Six new fellows gain the opportunity to pursue their research interests at AIAS
After an extensive process of selection and external peer review, six new fellows have been granted a fellowship, and will be joining the Aarhus Institute of Advanced Studies on 1 February in the spring semester of 2014.
Embracing the multidisciplinary
The future fellows represent a wide area of research, as three come from the academic area of Science & Technology and one from Health, Business & Social Sciences and the Arts respectively. Hereby, they will be contributing to a further broadening of the multidisciplinary environment that is significant of AIAS, which houses fellows with research areas ranging from condensed matter in physics through the complexity of microbial symbionts in microbiology to the aesthetic intersection of contemporary art and bioscience in aesthetics.
The significant six
The six future fellows who will be joining the 10 current fellows are:
Dale T. Mortensen Fellows
- Principal Researcher David Petrosyan, Institute of Electronic Structure & Laser, FORTH, Greece
- Dr. Ted Kaizer, Durham University, Department of Classics and Ancient History, UK
- Prof., MD, Karl-Erik Andersson, Wake Forest Institute for Regenerative Medicine, USA
Jens Christian Skou Fellows
- Prof. Georg Sørensen, Department of Political Science and Government, Aarhus University, Denmark
- Prof. Steen Hannestad, Department of Physics and Astronomy, Aarhus University, Denmark
- Senior researcher Toke Thomas Høye, Department of Bioscience, Aarhus University, Denmark
Freedom and independence
An AIAS Fellowship offers both external researchers from Denmark and abroad as well as internal researchers from Aarhus University the opportunity and freedom to pursue their own research interests with a minimum of other obligations and with complete freedom for a period of time, lasting from 6 months to 3 years.

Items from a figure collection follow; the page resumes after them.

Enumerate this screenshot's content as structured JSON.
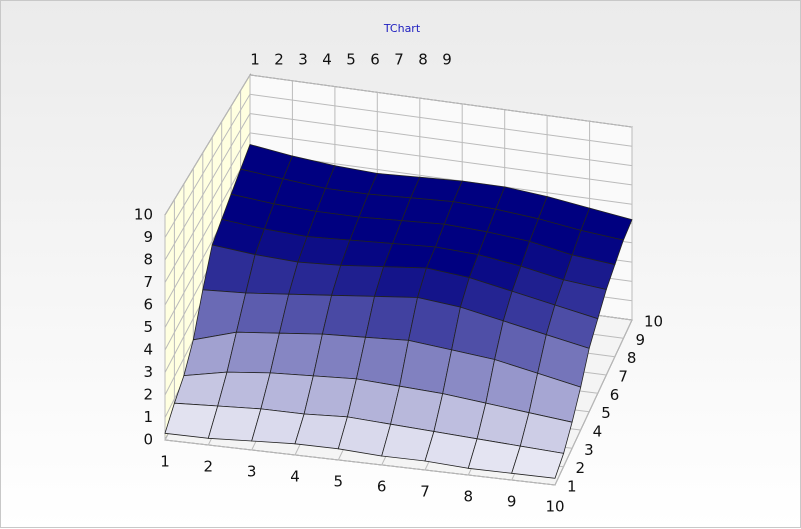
{
  "chart_data": {
    "type": "surface",
    "title": "TChart",
    "xlim": [
      1,
      10
    ],
    "xticks": [
      1,
      2,
      3,
      4,
      5,
      6,
      7,
      8,
      9,
      10
    ],
    "zlim": [
      1,
      10
    ],
    "zticks": [
      1,
      2,
      3,
      4,
      5,
      6,
      7,
      8,
      9,
      10
    ],
    "ylim": [
      0,
      10
    ],
    "yticks": [
      0,
      1,
      2,
      3,
      4,
      5,
      6,
      7,
      8,
      9,
      10
    ],
    "low_color": "#ffffff",
    "high_color": "#000080",
    "wall_color": "#ffffe0",
    "grid": true,
    "values": [
      [
        0.3,
        0.3,
        0.4,
        0.5,
        0.5,
        0.4,
        0.4,
        0.3,
        0.3,
        0.3
      ],
      [
        0.8,
        0.9,
        1.0,
        1.0,
        1.1,
        1.0,
        0.9,
        0.8,
        0.7,
        0.6
      ],
      [
        1.2,
        1.6,
        1.8,
        1.9,
        2.0,
        1.9,
        1.8,
        1.6,
        1.4,
        1.2
      ],
      [
        2.0,
        2.6,
        2.8,
        3.0,
        3.1,
        3.2,
        3.0,
        2.8,
        2.4,
        2.0
      ],
      [
        3.5,
        3.6,
        3.8,
        4.0,
        4.2,
        4.4,
        4.2,
        3.8,
        3.4,
        3.0
      ],
      [
        4.8,
        4.6,
        4.5,
        4.6,
        4.8,
        5.0,
        4.8,
        4.4,
        4.0,
        3.6
      ],
      [
        5.2,
        5.0,
        4.9,
        5.0,
        5.1,
        5.2,
        5.1,
        4.8,
        4.4,
        4.2
      ],
      [
        5.6,
        5.4,
        5.3,
        5.3,
        5.4,
        5.5,
        5.4,
        5.2,
        4.8,
        4.6
      ],
      [
        6.0,
        5.8,
        5.6,
        5.6,
        5.7,
        5.8,
        5.7,
        5.5,
        5.2,
        5.0
      ],
      [
        6.4,
        6.1,
        5.9,
        5.8,
        5.9,
        6.0,
        6.0,
        5.8,
        5.5,
        5.2
      ]
    ]
  }
}
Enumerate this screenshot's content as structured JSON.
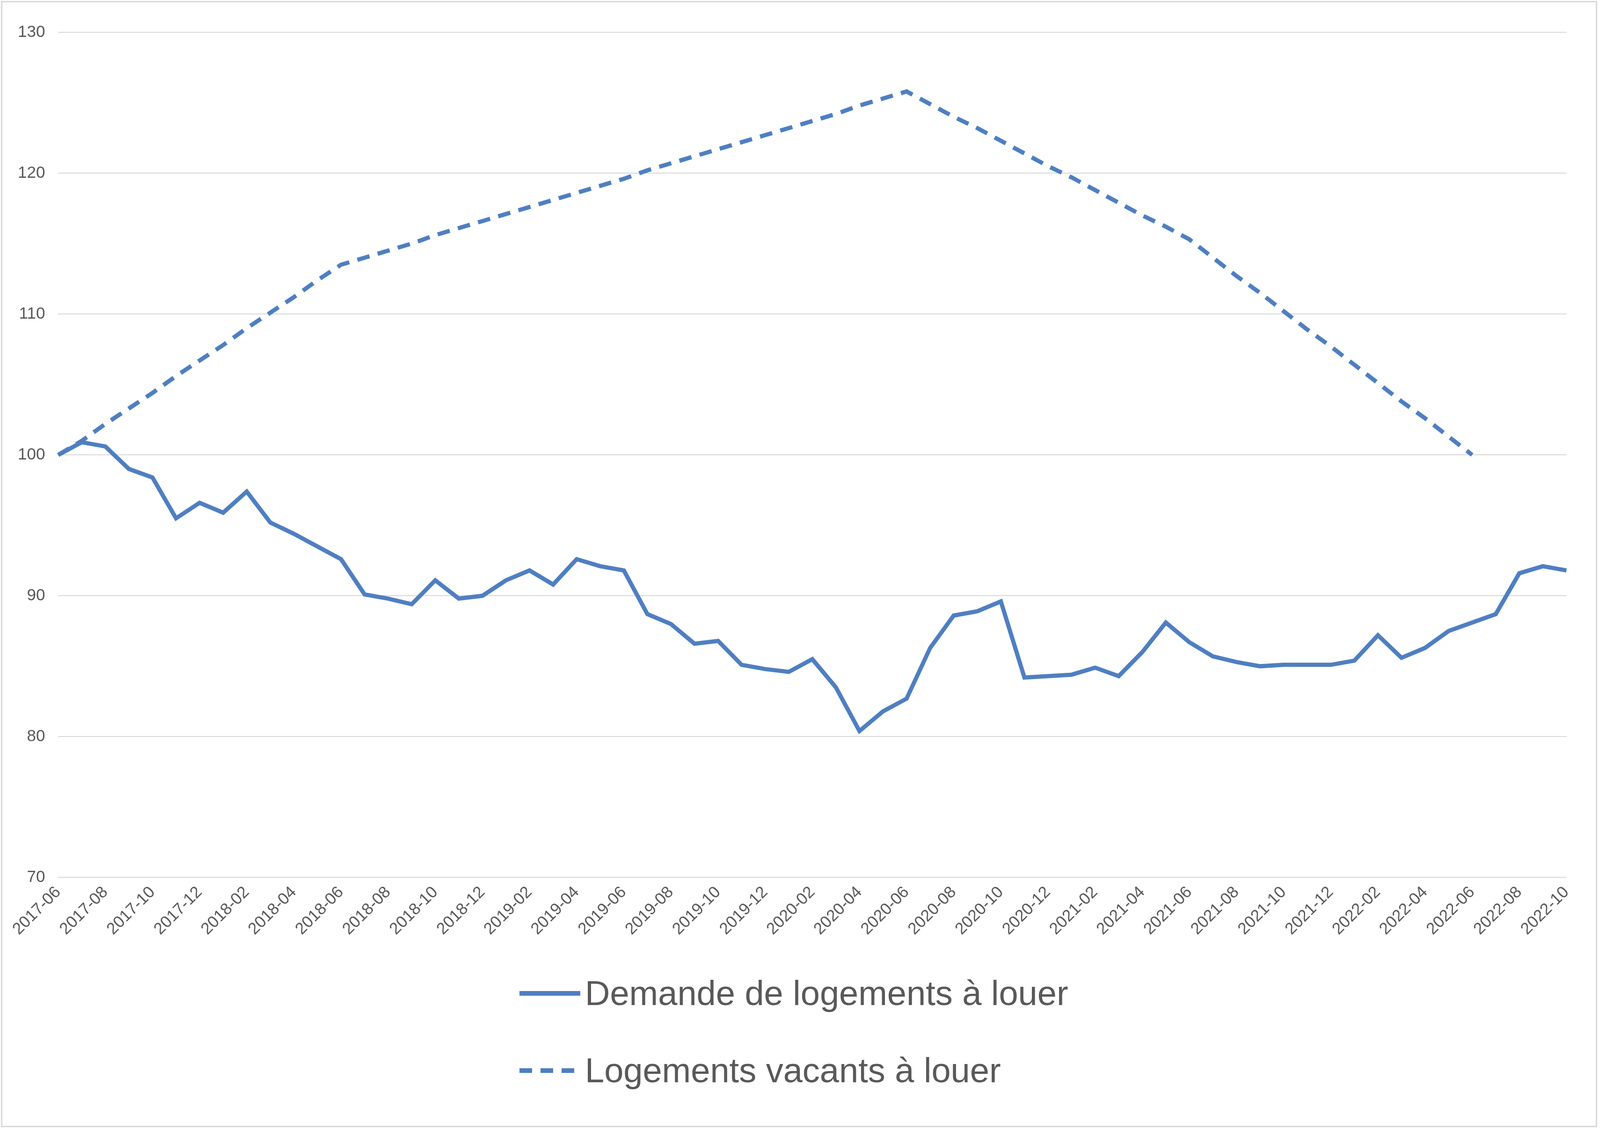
{
  "chart_data": {
    "type": "line",
    "categories": [
      "2017-06",
      null,
      "2017-08",
      null,
      "2017-10",
      null,
      "2017-12",
      null,
      "2018-02",
      null,
      "2018-04",
      null,
      "2018-06",
      null,
      "2018-08",
      null,
      "2018-10",
      null,
      "2018-12",
      null,
      "2019-02",
      null,
      "2019-04",
      null,
      "2019-06",
      null,
      "2019-08",
      null,
      "2019-10",
      null,
      "2019-12",
      null,
      "2020-02",
      null,
      "2020-04",
      null,
      "2020-06",
      null,
      "2020-08",
      null,
      "2020-10",
      null,
      "2020-12",
      null,
      "2021-02",
      null,
      "2021-04",
      null,
      "2021-06",
      null,
      "2021-08",
      null,
      "2021-10",
      null,
      "2021-12",
      null,
      "2022-02",
      null,
      "2022-04",
      null,
      "2022-06",
      null,
      "2022-08",
      null,
      "2022-10"
    ],
    "series": [
      {
        "name": "Demande de logements à louer",
        "color": "#4f7fc1",
        "line_style": "solid",
        "values": [
          100,
          100.9,
          100.6,
          99.0,
          98.4,
          95.5,
          96.6,
          95.9,
          97.4,
          95.2,
          94.4,
          93.5,
          92.6,
          90.1,
          89.8,
          89.4,
          91.1,
          89.8,
          90.0,
          91.1,
          91.8,
          90.8,
          92.6,
          92.1,
          91.8,
          88.7,
          88.0,
          86.6,
          86.8,
          85.1,
          84.8,
          84.6,
          85.5,
          83.5,
          80.4,
          81.8,
          82.7,
          86.3,
          88.6,
          88.9,
          89.6,
          84.2,
          84.3,
          84.4,
          84.9,
          84.3,
          86.0,
          88.1,
          86.7,
          85.7,
          85.3,
          85.0,
          85.1,
          85.1,
          85.1,
          85.4,
          87.2,
          85.6,
          86.3,
          87.5,
          88.1,
          88.7,
          91.6,
          92.1,
          91.8
        ]
      },
      {
        "name": "Logements vacants à louer",
        "color": "#4f7fc1",
        "line_style": "dashed",
        "values": [
          100,
          101.0,
          102.2,
          103.3,
          104.4,
          105.6,
          106.7,
          107.8,
          109.0,
          110.1,
          111.2,
          112.4,
          113.5,
          114.0,
          114.5,
          115.0,
          115.6,
          116.1,
          116.6,
          117.1,
          117.6,
          118.1,
          118.6,
          119.1,
          119.6,
          120.2,
          120.7,
          121.2,
          121.7,
          122.2,
          122.7,
          123.2,
          123.7,
          124.2,
          124.8,
          125.3,
          125.8,
          124.9,
          124.0,
          123.2,
          122.3,
          121.4,
          120.5,
          119.7,
          118.8,
          117.9,
          117.0,
          116.2,
          115.3,
          114.0,
          112.7,
          111.5,
          110.2,
          108.9,
          107.7,
          106.4,
          105.1,
          103.8,
          102.6,
          101.3,
          100.0,
          null,
          null,
          null,
          null
        ]
      }
    ],
    "ylim": [
      70,
      130
    ],
    "yticks": [
      70,
      80,
      90,
      100,
      110,
      120,
      130
    ],
    "grid": true,
    "legend": "bottom"
  }
}
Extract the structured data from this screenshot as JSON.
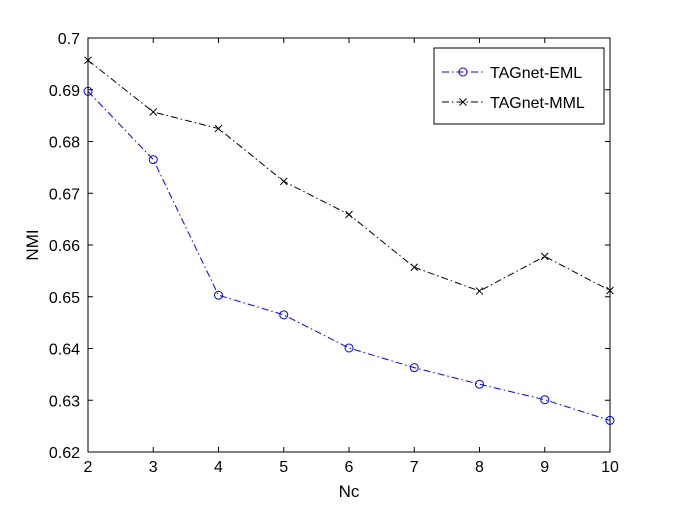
{
  "chart_data": {
    "type": "line",
    "title": "",
    "xlabel": "Nc",
    "ylabel": "NMI",
    "xlim": [
      2,
      10
    ],
    "ylim": [
      0.62,
      0.7
    ],
    "xticks": [
      2,
      3,
      4,
      5,
      6,
      7,
      8,
      9,
      10
    ],
    "yticks": [
      0.62,
      0.63,
      0.64,
      0.65,
      0.66,
      0.67,
      0.68,
      0.69,
      0.7
    ],
    "ytick_labels": [
      "0.62",
      "0.63",
      "0.64",
      "0.65",
      "0.66",
      "0.67",
      "0.68",
      "0.69",
      "0.7"
    ],
    "grid": false,
    "legend_position": "top-right",
    "x": [
      2,
      3,
      4,
      5,
      6,
      7,
      8,
      9,
      10
    ],
    "series": [
      {
        "name": "TAGnet-EML",
        "values": [
          0.6897,
          0.6765,
          0.6503,
          0.6465,
          0.6401,
          0.6363,
          0.6331,
          0.6301,
          0.6261
        ],
        "color": "#0000ff",
        "marker": "circle",
        "line_style": "dash-dot"
      },
      {
        "name": "TAGnet-MML",
        "values": [
          0.6957,
          0.6857,
          0.6825,
          0.6723,
          0.6659,
          0.6557,
          0.6511,
          0.6578,
          0.6512
        ],
        "color": "#000000",
        "marker": "x",
        "line_style": "dash-dot"
      }
    ]
  }
}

The backbone of the Institute and meeting the unexpected
At the AIAS Fellows’ Seminars, held each semester, both AIAS fellows and lecturers recommended by the AIAS fellows will be presenting their research to colleagues from their own and other fields of studies. In this way, the Fellows’ Seminars function as the backbone of the Institute as researchers from diverse fields of studies and across main academic areas and traditions are brought together. Looking back at the first seven Fellows’ Seminars of the present semester and ahead to the eight to come, participation in the Fellows’ Seminar will offer the AIAS fellows and other researchers an opportunity to meet with new horizons and angles on their research, and thus the possibility of stumbling upon the unexpected may arise.